What follows is a fun enough murder mystery that doesn't take itself too seriously, with echoes of the motion picture CLUE as well as the musical Drood. All well and good. The entire cast is charming, the humor earns smiles at least and sometimes outright laughs. It clearly is intended as light fare, completely appropriate for the young and young at heart. But while the show achieves the goal of Fun it lacks the depth of really classic children's stories such as Peter Pan or How The Grinch Stole Christmas. Which may be unfair to say. After all, where is the justice in calling a given drama "not the equal of Hamlet?" On the other hand, had I really believed in this world and in the characters I'd've care more. A lot more. Thus would have enjoyed it far more. The script is nice. Light. Sweet and smile-inducing. Anyone who's ever attended comedies that never became funny will appreciate Happy No Year for its success in amusing. No small thing! But what interested me most were the most human elements, the surprises instead of the cliches. That it had such moments, such elements is frankly worthy of praise! Just wish there were more.
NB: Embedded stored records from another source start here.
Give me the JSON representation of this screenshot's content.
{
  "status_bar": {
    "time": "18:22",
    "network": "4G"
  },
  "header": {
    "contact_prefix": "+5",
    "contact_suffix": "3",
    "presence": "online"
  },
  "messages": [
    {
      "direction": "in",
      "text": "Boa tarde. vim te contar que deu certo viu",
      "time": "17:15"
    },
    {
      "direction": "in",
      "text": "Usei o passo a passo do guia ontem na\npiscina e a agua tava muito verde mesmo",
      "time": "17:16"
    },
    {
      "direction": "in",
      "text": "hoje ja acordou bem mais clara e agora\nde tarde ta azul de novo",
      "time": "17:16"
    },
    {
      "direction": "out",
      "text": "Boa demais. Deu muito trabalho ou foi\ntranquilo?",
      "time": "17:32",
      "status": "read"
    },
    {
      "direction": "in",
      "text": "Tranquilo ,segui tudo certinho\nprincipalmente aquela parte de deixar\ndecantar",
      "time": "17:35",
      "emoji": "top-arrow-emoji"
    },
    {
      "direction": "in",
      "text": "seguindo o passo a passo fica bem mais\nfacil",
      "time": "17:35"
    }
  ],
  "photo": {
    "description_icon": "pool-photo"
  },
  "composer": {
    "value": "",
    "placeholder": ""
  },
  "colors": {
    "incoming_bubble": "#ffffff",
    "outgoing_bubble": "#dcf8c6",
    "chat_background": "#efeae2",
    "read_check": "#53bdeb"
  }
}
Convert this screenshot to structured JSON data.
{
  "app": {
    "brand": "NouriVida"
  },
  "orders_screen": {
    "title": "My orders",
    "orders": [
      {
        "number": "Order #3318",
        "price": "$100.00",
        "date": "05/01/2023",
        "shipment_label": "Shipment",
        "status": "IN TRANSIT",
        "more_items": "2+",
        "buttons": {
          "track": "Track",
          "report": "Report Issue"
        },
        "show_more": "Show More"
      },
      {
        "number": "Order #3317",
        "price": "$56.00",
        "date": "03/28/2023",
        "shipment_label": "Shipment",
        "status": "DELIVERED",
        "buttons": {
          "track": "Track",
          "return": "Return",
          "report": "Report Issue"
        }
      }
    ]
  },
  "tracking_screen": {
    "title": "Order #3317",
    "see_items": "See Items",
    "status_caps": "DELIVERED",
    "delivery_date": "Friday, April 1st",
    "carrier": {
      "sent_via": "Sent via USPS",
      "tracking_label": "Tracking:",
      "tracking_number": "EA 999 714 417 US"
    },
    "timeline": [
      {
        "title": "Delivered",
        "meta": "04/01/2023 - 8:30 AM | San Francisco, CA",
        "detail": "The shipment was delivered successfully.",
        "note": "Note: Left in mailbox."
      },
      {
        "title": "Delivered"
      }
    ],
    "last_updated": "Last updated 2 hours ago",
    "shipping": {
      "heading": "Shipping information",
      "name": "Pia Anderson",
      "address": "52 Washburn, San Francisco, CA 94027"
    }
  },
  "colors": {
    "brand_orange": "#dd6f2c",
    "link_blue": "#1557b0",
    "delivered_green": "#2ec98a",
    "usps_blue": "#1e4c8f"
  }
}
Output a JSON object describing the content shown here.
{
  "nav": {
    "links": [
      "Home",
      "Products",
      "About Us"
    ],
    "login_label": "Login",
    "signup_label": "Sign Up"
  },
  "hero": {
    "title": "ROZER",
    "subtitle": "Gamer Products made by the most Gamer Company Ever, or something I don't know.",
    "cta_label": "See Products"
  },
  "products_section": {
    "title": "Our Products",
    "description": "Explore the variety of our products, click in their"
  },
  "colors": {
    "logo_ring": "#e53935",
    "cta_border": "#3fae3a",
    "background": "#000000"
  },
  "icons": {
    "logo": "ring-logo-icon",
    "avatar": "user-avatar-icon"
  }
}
On the other hand, the cast did well and the show itself hits most of the marks it seems to be aiming for. It makes for a light sweet, a touch of whimsey with actually more human truth than one would expect, including some rather more complex relationships than is usual for a lot of successful t.v. shows for example. So I do recommend the show, while hoping the writer/director continues to hone his craft. He's a very young man, with hopefully lots of productions yet to come.

Happy No Year plays until December 20, 2014 at the Missing Piece Theatre 2811 West Magnolia, Burbank CA 91505. Tickets are $20 each.